Descriptor selection in QSAR typically relies on a set of upfront working hypotheses in order to boil down the initial descriptor set to a tractable size. Stepwise regression, computationally cheap and therefore widely used in spite of its potential caveats, is most aggressive in reducing the effectively explored problem space by adopting a greedy variable pick strategy. This work explores an antipodal approach, incarnated by an original Genetic Algorithm (GA)-based Stochastic QSAR Sampler (SQS) that favors unbiased model search over computational cost. Independent of a priori descriptor filtering and, most important, not limited to linear models only, it was benchmarked against the ISIDA Stepwise Regression (SR) tool. SQS was run under various premises, varying the training/validation set splitting scheme, the nonlinearity policy, and the used descriptors.
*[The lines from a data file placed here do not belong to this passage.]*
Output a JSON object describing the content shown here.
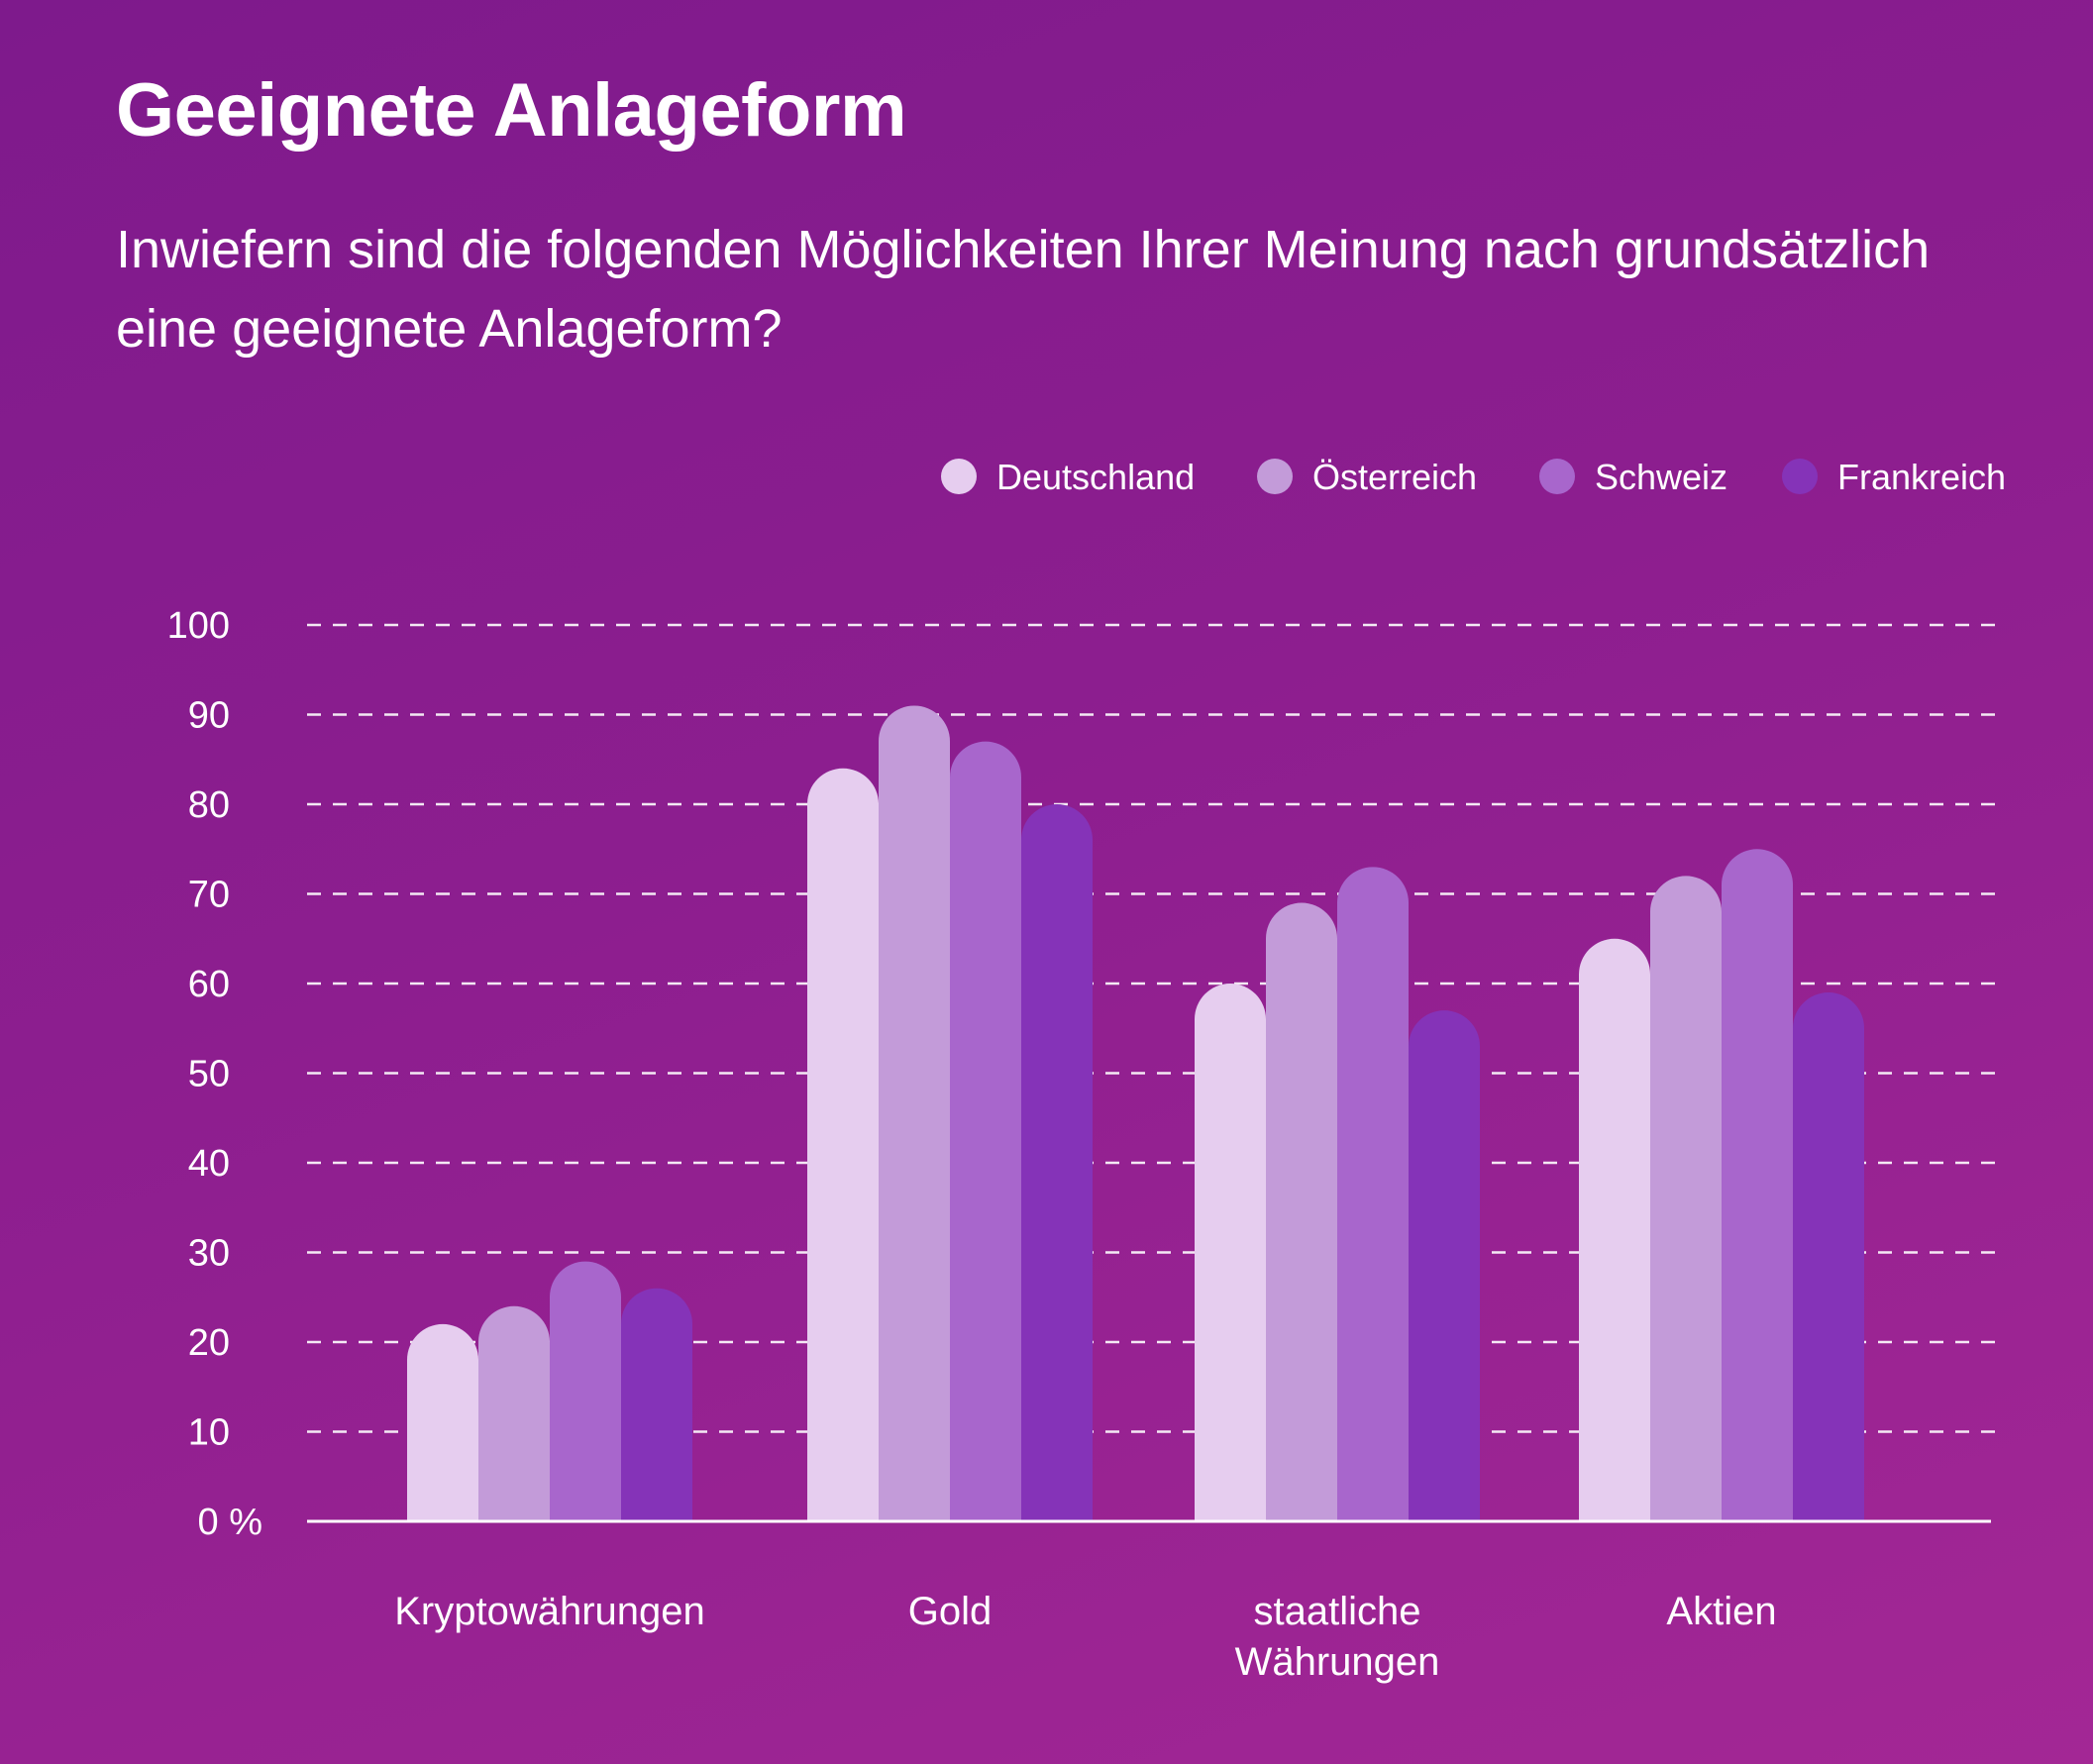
{
  "chart_data": {
    "type": "bar",
    "title": "Geeignete Anlageform",
    "subtitle": "Inwiefern sind die folgenden Möglichkeiten Ihrer Meinung nach grundsätzlich eine geeignete Anlageform?",
    "categories": [
      "Kryptowährungen",
      "Gold",
      "staatliche Währungen",
      "Aktien"
    ],
    "category_lines": [
      [
        "Kryptowährungen"
      ],
      [
        "Gold"
      ],
      [
        "staatliche",
        "Währungen"
      ],
      [
        "Aktien"
      ]
    ],
    "series": [
      {
        "name": "Deutschland",
        "color": "#e6cdef",
        "values": [
          22,
          84,
          60,
          65
        ]
      },
      {
        "name": "Österreich",
        "color": "#c39bd9",
        "values": [
          24,
          91,
          69,
          72
        ]
      },
      {
        "name": "Schweiz",
        "color": "#a866cc",
        "values": [
          29,
          87,
          73,
          75
        ]
      },
      {
        "name": "Frankreich",
        "color": "#8533b8",
        "values": [
          26,
          80,
          57,
          59
        ]
      }
    ],
    "yticks": [
      "0 %",
      "10",
      "20",
      "30",
      "40",
      "50",
      "60",
      "70",
      "80",
      "90",
      "100"
    ],
    "ylim": [
      0,
      100
    ],
    "grid": true,
    "legend": "top-right"
  }
}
With the considered three anti-HIV compound sets, repeated SQS runs generate sometimes poorly overlapping but nevertheless equally well validating model sets. Enabling SQS to apply nonlinear descriptor transformations increases the problem space: nevertheless, nonlinear models tend to be more robust validators. Model validation benchmarking showed SQS to match the performance of SR or outperform it in cases when the upfront simplifications of SR "backfire", even though the robust SR got trapped in local minima only once in six cases. Consensus models from large SQS model sets validate well--but not outstandingly better than SR consensus equations. SQS is thus a robust QSAR building tool according to standard validation tests against external sets of compounds (of same families as used for training), but many of its benefits/drawbacks may yet not be revealed by such tests. SQS results are a challenge to the traditional way to interpret and exploit QSAR: how to deal with thousands of well validating models, nonetheless providing potentially diverging applicability ranges and predicted values for external compounds. SR does not impose such burden on the user, but is "betting" on a single equation or a narrow consensus model to behave properly in virtual screening a sound strategy? By posing these questions, this article will hopefully act as an incentive for the long-haul studies needed to get them answered.
定量构效关系(QSAR)中的描述符选择通常依赖于一组预先设定的工作假设,以便将初始描述符集精简到易于处理的规模。逐步回归计算成本低,尽管存在潜在问题但仍被广泛使用,它通过采用贪婪变量选择策略,在减少有效探索的问题空间方面最为激进。这项工作探索了一种相反的方法,由基于遗传算法(GA)的原始随机QSAR采样器(SQS)体现,该方法更倾向于无偏模型搜索而非计算成本。独立于先验描述符过滤,并且最重要的是,不仅限于线性模型,它以ISIDA逐步回归(SR)工具为基准进行测试。SQS在各种前提下运行,改变训练/验证集划分方案、非线性策略和使用的描述符。对于所考虑的三个抗HIV化合物集,重复运行SQS有时会生成重叠性较差但验证效果同样良好的模型集。使SQS能够应用非线性描述符变换会增加问题空间:然而,非线性模型往往是更稳健的验证器。模型验证基准测试表明,在SR的前期简化“适得其反”的情况下,SQS能够与SR的性能相匹配或优于SR,尽管稳健的SR在六种情况中仅一次陷入局部最小值。来自大型SQS模型集的共识模型验证良好,但并不比SR共识方程显著更好。因此,根据针对外部化合物集(与用于训练的化合物属于同一家族)的标准验证测试,SQS是一种稳健的QSAR构建工具,但此类测试可能尚未揭示其许多优点/缺点。SQS的结果对解释和利用QSAR的传统方式构成了挑战:如何处理数以千计验证良好的模型,尽管这些模型可能为外部化合物提供潜在不同的适用范围和预测值。SR不会给用户带来这样的负担,但它“押注”于单个方程或狭义的共识模型在虚拟筛选中能正常运行——这是一个明智的策略吗?通过提出这些问题,本文有望激发为回答这些问题所需的长期研究。